IM NAMEN DER REPUBLIK!

Das Bundesverwaltungsgericht hat durch die Richterin Dr. Doris KOHL, MCJ über die Beschwerde von XXXX , geb. XXXX , XXXX gegen den Bescheid der Österreichischen Gesundheitskasse (vormals Wiener Gebietskrankenkasse) vom 23.12.2019, Zl. XXXX , wegen § 113 Abs. 1 Z 1 iVm Abs. 2 ASVG, zu Recht erkannt:

A) Die Beschwerde wird abgewiesen.

B) Die Revision ist gemäß Art 133 Abs. 4 B-VG nicht zulässig.

Text

ENTSCHEIDUNGSGRÜNDE:

I. Verfahrensgang:

1. Mit Bescheid der Österreichischen Gesundheitskasse (vormals Wiener Gebietskrankenkasse) (in Folge: ÖGK-W oder belangte Behörde) vom 23.12.2019 wurde der Beschwerdeführerin gem. § 113 Abs. 1 Z 1 iVm Abs. 2 ASVG ein Beitragszuschlag in der Höhe von € 300,-- vorgeschrieben, weil die Anmeldung für die Dienstnehmerin XXXX , VSNR: XXXX zur Pflichtversicherung als Dienstnehmer gem. § 4 Abs. 1 Z 1 iVm Abs. 2 ASVG nicht vor Arbeitsantritt erstattet wurde.
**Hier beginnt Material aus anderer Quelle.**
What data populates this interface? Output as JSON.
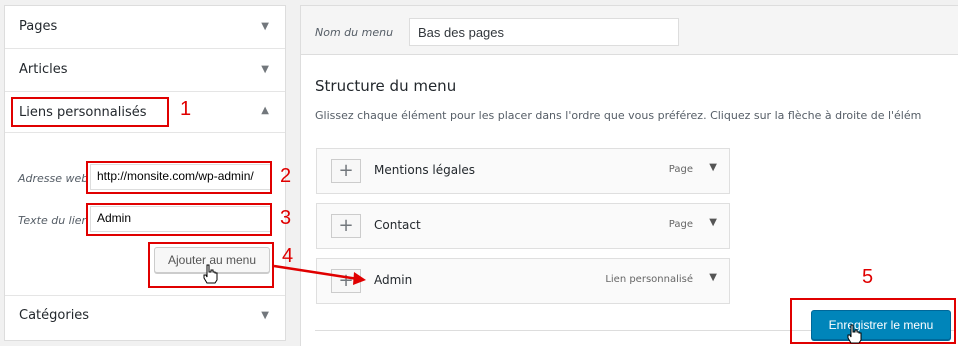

2. Gegen diesen Bescheid erhob die Beschwerdeführerin fristgerecht Beschwerde und führte begründend aus, es sei ihr zu keinem Zeitpunkt klar gewesen, dass sie für diese Tätigkeit eine Anmeldung und Abmeldung brauche.

3. Die Beschwerdesache wurde mit Schreiben der ÖGK-W dem Bundesverwaltungsgericht am 24.01.2020 zur Entscheidung vorgelegt.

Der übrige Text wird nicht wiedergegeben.